HANCOCK COUNTY — County officials are working to revise an ordinance that gives inspectors the right to come onto private property for an inspection after a complaint is filed against a homeowner.
The aim of the code enforcement ordinance is to allow county employees to investigate conditions of a problem property, but locals have voiced complaints that the rules are too broad, allowing county officials unfairly onto their land.
Inspectors are called when homeowners are suspected to be in violation of local regulations; for example, if a homeowner has unregistered vehicles on the property, piles of debris or anything that could be considered an eyesore or threat to public safety.
After receiving several complaints from local residents, the Hancock County Board of Commissioners has asked members of the county plan commission to review procedures for property inspections.
Commissioner Marc Huber expressed concerns that the language used in the county code enforcement ordinance leaves too much room for interpretation. He said that over the last two months he’s received three separate complaints from residents in his district, which includes Buck Creek, Center and Jackson townships.

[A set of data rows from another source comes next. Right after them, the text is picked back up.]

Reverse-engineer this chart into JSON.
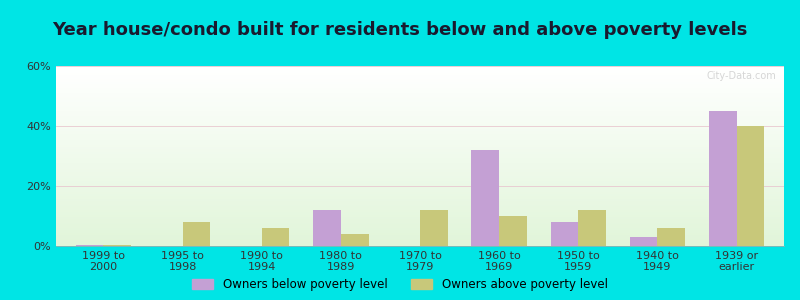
{
  "title": "Year house/condo built for residents below and above poverty levels",
  "categories": [
    "1999 to\n2000",
    "1995 to\n1998",
    "1990 to\n1994",
    "1980 to\n1989",
    "1970 to\n1979",
    "1960 to\n1969",
    "1950 to\n1959",
    "1940 to\n1949",
    "1939 or\nearlier"
  ],
  "below_poverty": [
    0.5,
    0,
    0,
    12,
    0,
    32,
    8,
    3,
    45
  ],
  "above_poverty": [
    0.5,
    8,
    6,
    4,
    12,
    10,
    12,
    6,
    40
  ],
  "below_color": "#c4a0d4",
  "above_color": "#c8c87a",
  "ylim": [
    0,
    60
  ],
  "yticks": [
    0,
    20,
    40,
    60
  ],
  "ytick_labels": [
    "0%",
    "20%",
    "40%",
    "60%"
  ],
  "outer_bg": "#00e5e5",
  "title_fontsize": 13,
  "tick_fontsize": 8,
  "legend_label_below": "Owners below poverty level",
  "legend_label_above": "Owners above poverty level",
  "bar_width": 0.35,
  "watermark": "City-Data.com"
}
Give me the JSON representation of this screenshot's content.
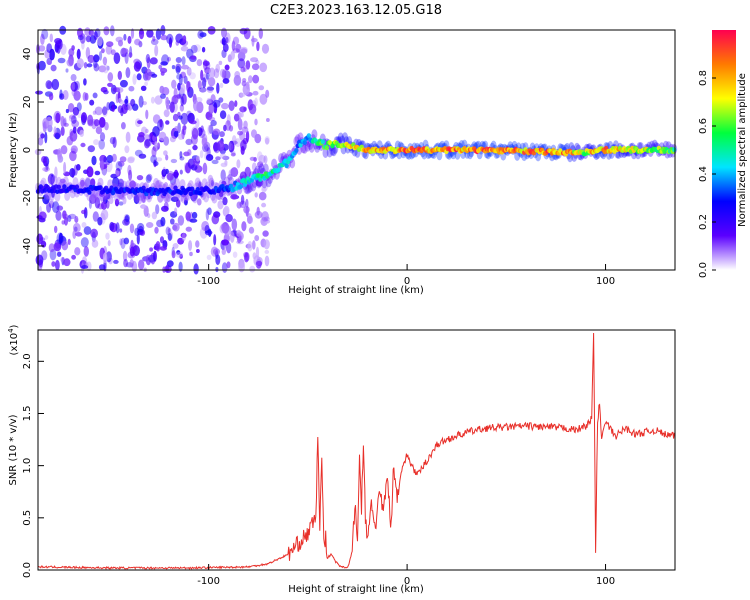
{
  "title": "C2E3.2023.163.12.05.G18",
  "colors": {
    "line": "#e8302a",
    "frame": "#000000"
  },
  "chart_data": [
    {
      "type": "heatmap",
      "xlabel": "Height of straight line (km)",
      "ylabel": "Frequency (Hz)",
      "xlim": [
        -186,
        135
      ],
      "ylim": [
        -50,
        50
      ],
      "xticks": [
        -100,
        0,
        100
      ],
      "yticks": [
        -40,
        -20,
        0,
        20,
        40
      ],
      "colorbar": {
        "label": "Normalized spectral amplitude",
        "range": [
          0,
          1
        ],
        "ticks": [
          "0.0",
          "0.2",
          "0.4",
          "0.6",
          "0.8"
        ],
        "colormap": [
          "#ffffff",
          "#5a00ff",
          "#0000ff",
          "#00e5ff",
          "#00ff3c",
          "#ffff00",
          "#ff7a00",
          "#ff0050"
        ]
      },
      "ridge": {
        "x": [
          -186,
          -150,
          -120,
          -100,
          -90,
          -80,
          -70,
          -60,
          -55,
          -50,
          -45,
          -40,
          -30,
          -20,
          0,
          40,
          80,
          90,
          95,
          100,
          135
        ],
        "y": [
          -16,
          -17,
          -17,
          -17,
          -16,
          -13,
          -10,
          -5,
          2,
          5,
          3,
          2,
          2,
          0,
          0,
          0,
          -1,
          -1,
          0,
          0,
          0
        ],
        "amplitude": [
          0.25,
          0.3,
          0.3,
          0.28,
          0.35,
          0.5,
          0.55,
          0.45,
          0.4,
          0.45,
          0.55,
          0.65,
          0.8,
          0.85,
          0.9,
          0.9,
          0.88,
          0.7,
          0.85,
          0.88,
          0.6
        ]
      }
    },
    {
      "type": "line",
      "xlabel": "Height of straight line (km)",
      "ylabel": "SNR (10 * v/v)",
      "yscale_label": "(x10",
      "yscale_exponent": "4",
      "yscale_close": ")",
      "xlim": [
        -186,
        135
      ],
      "ylim": [
        0,
        23000
      ],
      "xticks": [
        -100,
        0,
        100
      ],
      "yticks": [
        0,
        5000,
        10000,
        15000,
        20000
      ],
      "ytick_labels": [
        "0.0",
        "0.5",
        "1.0",
        "1.5",
        "2.0"
      ],
      "series": [
        {
          "x": [
            -186,
            -150,
            -110,
            -80,
            -70,
            -60,
            -55,
            -50,
            -46,
            -45,
            -44,
            -43,
            -42,
            -41,
            -40,
            -38,
            -36,
            -34,
            -32,
            -30,
            -28,
            -26,
            -25,
            -24,
            -23,
            -22,
            -21,
            -20,
            -18,
            -16,
            -14,
            -12,
            -10,
            -8,
            -7,
            -5,
            -3,
            0,
            5,
            10,
            15,
            20,
            30,
            40,
            50,
            60,
            70,
            80,
            85,
            90,
            93,
            94,
            95,
            96,
            97,
            98,
            100,
            105,
            110,
            115,
            120,
            125,
            130,
            135
          ],
          "y": [
            300,
            200,
            200,
            300,
            600,
            1500,
            2500,
            3500,
            5000,
            13000,
            4000,
            11000,
            2500,
            3000,
            1200,
            1500,
            800,
            400,
            300,
            200,
            1500,
            6500,
            2000,
            11000,
            6000,
            12000,
            5000,
            2500,
            6500,
            4000,
            7500,
            5500,
            9000,
            4000,
            10000,
            7000,
            9500,
            11000,
            9000,
            10500,
            12000,
            12500,
            13200,
            13600,
            13700,
            13800,
            13700,
            13600,
            13400,
            13800,
            14500,
            22800,
            2200,
            14000,
            16200,
            12500,
            14200,
            12800,
            13600,
            13000,
            13200,
            13400,
            13000,
            12800
          ]
        }
      ]
    }
  ]
}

The current ordinance gives county inspectors the authority to inspect personal property after informing the resident of their presence and the purpose of the visit. If the resident refuses to allow the inspection, the county employee will leave and may petition a judge for a warrant.
But in a separate section of the ordinance, it specifies that if no one comes to the door when county officials show up, they are permitted to come onto the private property to proceed with the inspection.
Huber said the residents he’s received complaints from claim those sections contradict one another. He’s concerned the current language could leave the county liable for any incidents that occur while the inspector is there, which is why he’s asked the plan commission to consider a revision.
For example, Mike Dale, director of the zoning department, who also performs all property inspections, was recently bitten by a homeowner’s dog during an inspection. The bite was not severe but raised questions about liability.
“You just never know what you’ll stumble across if you’re wandering around a property that you’re unfamiliar with,” Huber said. “What if you step in a hole and break your ankle — who’s responsible if that happens?”
County Commissioner Tom Stevens said he’s never received a complaint from the residents of his district, though he agrees the language in the ordinance should be clarified.
“We need to be careful and make sure that we’re not violating any trespassing laws,” he said.
Stevens, who’s also a member of the Hancock County Area Plan Commission, said he’s weighing what changes need to be made, and he’ll seek input from the other six members of the plan commission at its next meeting, which hasn’t been scheduled but will take place in November.
Darla Smoak, Hancock County zoning assistant, said she and Dale will go over the ordinance in detail and make a recommendation to members of the plan commission.
She said one possible change could be to clarify the hours Dale is permitted to perform inspections.
The ordinance currently allows inspections to be made at “any reasonable hour,” and Smoak said it might help to limit that to the county office’s hours, which are from 8 a.m. to 4 p.m.
The plan commission will discuss revisions at its next meeting.